None of that will do for the modern Islamic iconoclasts who have spent the past nine months systematically destroying the “idolatrous” mausoleums of Timbuktu’s Sufi saints. Happily the zealots have now fled the city as French fighter jets have pounded Islamist strongholds in the desert.
That said, the French incursion into Mali smacks of both neo-colonialism and an uncritical acceptance of the Bush/Blair “war on terror” worldview. It would have been far better to have used Western economic, financial and diplomatic muscle to persuade Mali’s African neighbours to do the job. That would also have avoided the possibility of a backlash; Western warriors risk inciting the resentment which can increase, rather than diminish, the problem they are there to tackle – as Prince Harry’s unwise words on killing the Taliban have reminded us this week. You stupid boy, as Capt Mainwaring used to say.
In the House of Commons last week the ghost of Tony Blair echoed through the voice of David Cameron’s characterisation of al-Qa’ida as an “existential threat” and insistence that interventionism is necessary to nip problems in the bud.
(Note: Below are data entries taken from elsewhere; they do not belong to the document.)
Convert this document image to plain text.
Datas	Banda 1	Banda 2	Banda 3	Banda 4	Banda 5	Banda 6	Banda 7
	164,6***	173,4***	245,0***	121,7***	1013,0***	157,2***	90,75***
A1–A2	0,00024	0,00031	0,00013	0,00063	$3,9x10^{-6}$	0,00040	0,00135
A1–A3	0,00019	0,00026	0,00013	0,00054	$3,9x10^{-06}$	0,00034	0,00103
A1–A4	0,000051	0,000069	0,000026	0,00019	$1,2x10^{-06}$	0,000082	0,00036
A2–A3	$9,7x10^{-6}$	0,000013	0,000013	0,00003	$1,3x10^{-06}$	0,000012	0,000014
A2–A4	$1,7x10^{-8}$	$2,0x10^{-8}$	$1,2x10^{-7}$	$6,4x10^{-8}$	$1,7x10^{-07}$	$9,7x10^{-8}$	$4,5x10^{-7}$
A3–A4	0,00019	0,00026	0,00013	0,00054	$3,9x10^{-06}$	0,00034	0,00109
The irony is that, for centuries, the kaleidoscopic tolerance of Timbuktu stood as testament to the kind of Islam which the hyped-up rhetoric of our leaders too easily forgets, though it is, of course, the job of moderate Muslims to reassert it.
In its heyday scholars in Timbuktu advocated greater rights for women, new methods of conflict resolution and debated how best to incorporate non-Muslims into an Islamic society. In one of the later manuscripts a spiritual leader in Timbuktu asks the reigning sultan to spare a German explorer whose execution had been ordered because non-Muslims were forbidden from entering the holy city.
“He is a human being, and he has not made war against us,” wrote one Sheik al-Bakkay, eloquently insisting that Islamic law forbade the killing. The West’s leaders today would pay lip service tribute to such a sentiment. But their actions send a different message.